Appearing as a guest on this week’s iTnews Podcast, Walker discusses the bank’s ongoing transformation agenda, its transformation roadmaps and guiding principles.
He also talks us through Westpac’s efforts to adopt an evolutionary architecture and evergreen technologies as a way to transform the backend and set foundations for faster changes on the frontend.
Walker joined Westpac as its group chief technology officer just over two years ago, with a remit stretching “all technology across the bank - making sure that we're making the right decisions around where we're going, and the technology choices we're making,” he said.
“That ranges from architecture through to engineering choices and strategic sourcing.”
Walker discussed at some length his strategic thinking around the bank’s ongoing transformation agenda, in particular his desire for transformation not to be undertaken out of fear of a looming competitive threat.
Years of presentations at technology conferences have attempted to sell fear-driven digital transformation - the idea that an organisation must act imminently or else risk being left behind.
“I had those [slide] decks as well,” Walker muses.
“I presented material in the past, talking about the fear of the big tech companies, or the fear of these other companies coming to take over.
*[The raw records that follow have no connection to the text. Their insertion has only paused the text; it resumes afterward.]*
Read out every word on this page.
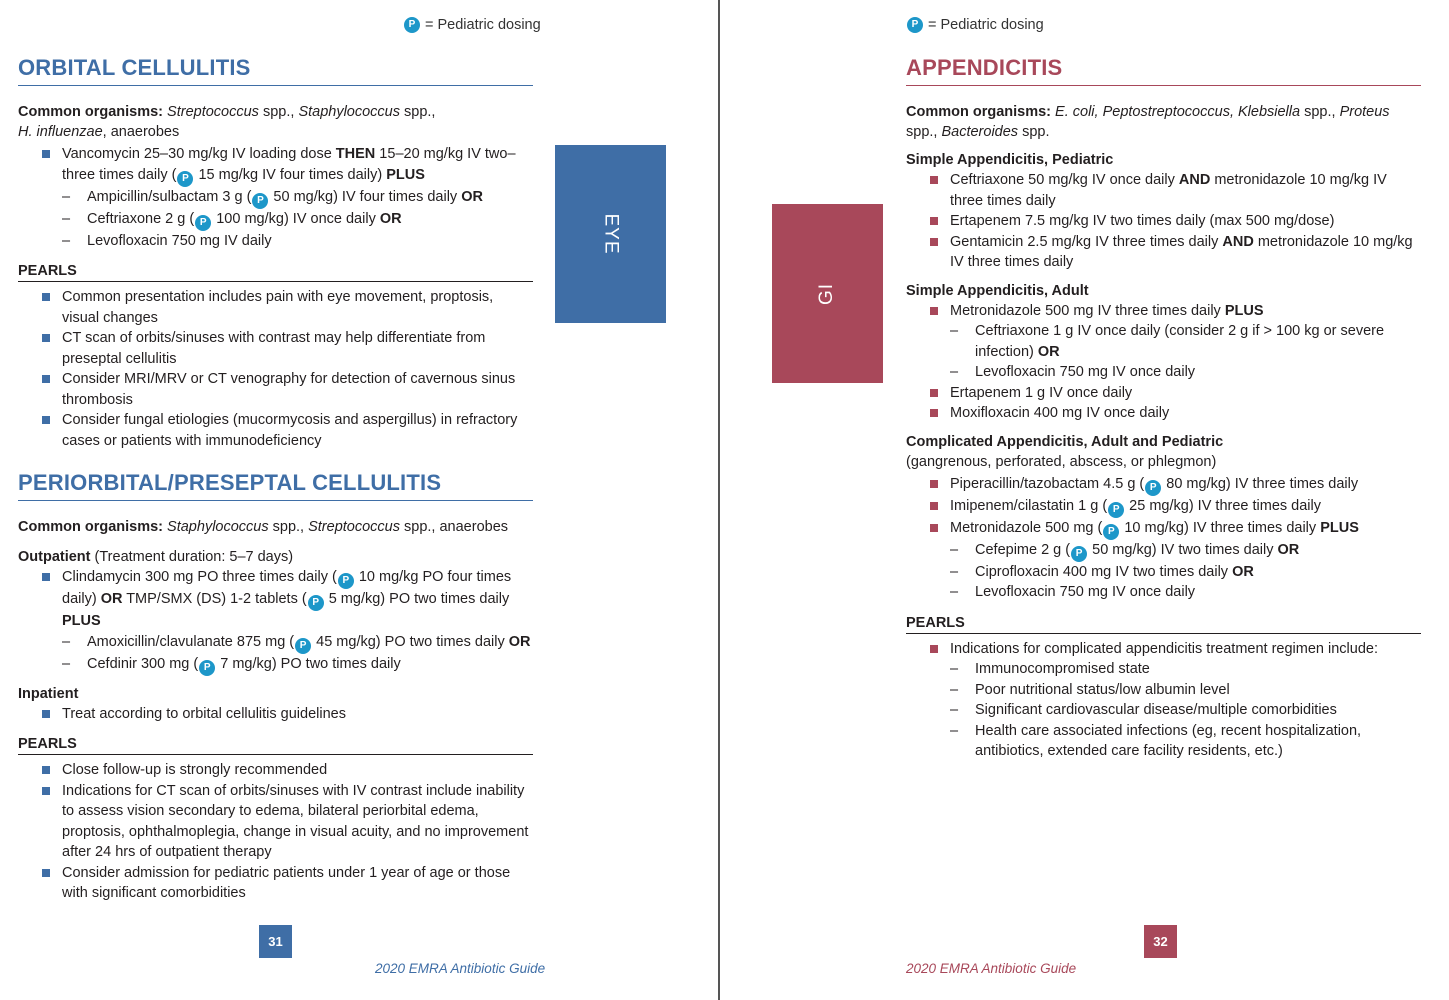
P = Pediatric dosing
ORBITAL CELLULITIS
Common organisms: Streptococcus spp., Staphylococcus spp.,
H. influenzae, anaerobes
Vancomycin 25–30 mg/kg IV loading dose THEN 15–20 mg/kg IV two–three times daily ( P 15 mg/kg IV four times daily) PLUS
– Ampicillin/sulbactam 3 g ( P 50 mg/kg) IV four times daily OR
– Ceftriaxone 2 g ( P 100 mg/kg) IV once daily OR
– Levofloxacin 750 mg IV daily
PEARLS
Common presentation includes pain with eye movement, proptosis, visual changes
CT scan of orbits/sinuses with contrast may help differentiate from preseptal cellulitis
Consider MRI/MRV or CT venography for detection of cavernous sinus thrombosis
Consider fungal etiologies (mucormycosis and aspergillus) in refractory cases or patients with immunodeficiency
PERIORBITAL/PRESEPTAL CELLULITIS
Common organisms: Staphylococcus spp., Streptococcus spp., anaerobes
Outpatient (Treatment duration: 5–7 days)
Clindamycin 300 mg PO three times daily ( P 10 mg/kg PO four times daily) OR TMP/SMX (DS) 1-2 tablets ( P 5 mg/kg) PO two times daily PLUS
– Amoxicillin/clavulanate 875 mg ( P 45 mg/kg) PO two times daily OR
– Cefdinir 300 mg ( P 7 mg/kg) PO two times daily
Inpatient
Treat according to orbital cellulitis guidelines
PEARLS
Close follow-up is strongly recommended
Indications for CT scan of orbits/sinuses with IV contrast include inability to assess vision secondary to edema, bilateral periorbital edema, proptosis, ophthalmoplegia, change in visual acuity, and no improvement after 24 hrs of outpatient therapy
Consider admission for pediatric patients under 1 year of age or those with significant comorbidities
EYE
31
2020 EMRA Antibiotic Guide
P = Pediatric dosing
GI
APPENDICITIS
Common organisms: E. coli, Peptostreptococcus, Klebsiella spp., Proteus spp., Bacteroides spp.
Simple Appendicitis, Pediatric
Ceftriaxone 50 mg/kg IV once daily AND metronidazole 10 mg/kg IV three times daily
Ertapenem 7.5 mg/kg IV two times daily (max 500 mg/dose)
Gentamicin 2.5 mg/kg IV three times daily AND metronidazole 10 mg/kg IV three times daily
Simple Appendicitis, Adult
Metronidazole 500 mg IV three times daily PLUS
– Ceftriaxone 1 g IV once daily (consider 2 g if > 100 kg or severe infection) OR
– Levofloxacin 750 mg IV once daily
Ertapenem 1 g IV once daily
Moxifloxacin 400 mg IV once daily
Complicated Appendicitis, Adult and Pediatric
(gangrenous, perforated, abscess, or phlegmon)
Piperacillin/tazobactam 4.5 g ( P 80 mg/kg) IV three times daily
Imipenem/cilastatin 1 g ( P 25 mg/kg) IV three times daily
Metronidazole 500 mg ( P 10 mg/kg) IV three times daily PLUS
– Cefepime 2 g ( P 50 mg/kg) IV two times daily OR
– Ciprofloxacin 400 mg IV two times daily OR
– Levofloxacin 750 mg IV once daily
PEARLS
Indications for complicated appendicitis treatment regimen include:
– Immunocompromised state
– Poor nutritional status/low albumin level
– Significant cardiovascular disease/multiple comorbidities
– Health care associated infections (eg, recent hospitalization, antibiotics, extended care facility residents, etc.)
32
2020 EMRA Antibiotic Guide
You can get caught up in that, and it is important to understand what they're doing.
“But one thing I recognised through my career, particularly in recent years, is you can look at [that] and say, ‘Well, they're frightening’, or ‘They're the benchmark’, they're the opportunity to focus on.
“I think that still has the same [transformative] element.
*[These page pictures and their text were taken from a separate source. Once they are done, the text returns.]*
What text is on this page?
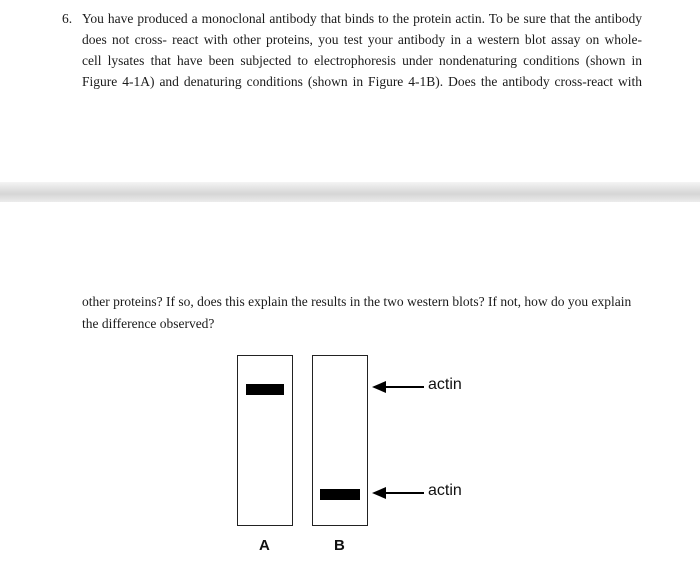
6. You have produced a monoclonal antibody that binds to the protein actin. To be sure that the antibody
does not cross- react with other proteins, you test your antibody in a western blot assay on whole-
cell lysates that have been subjected to electrophoresis under nondenaturing conditions (shown in
Figure 4-1A) and denaturing conditions (shown in Figure 4-1B). Does the antibody cross-react with
other proteins? If so, does this explain the results in the two western blots? If not, how do you explain
the difference observed?
actin
actin
A	B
“You take the same information, and you present it in a way that allows the people around you, the people in the company that work for you, to really react positively about it.”
Instead of transforming to avoid a competitive threat, Walker said the bank is transforming with an eye to realising a competitive advantage.
He is also taking clues from a broad cross-section of companies and industries on what ‘good’ looks like.
“You can learn from everywhere, and that's how we see it,” Walker said.
“I truly believe we shouldn't be looking at the neighbor that's just a little bit better than us or not, because that's not a high enough benchmark.
“It's not good enough to be just as good or just slightly better than a peer.
“Our customers are working in other ecosystems. They're spending time working with the tech giants and fintechs and looking at their solutions, so that's really the standard.
“We need to be as good, if not even improving on those [standards].”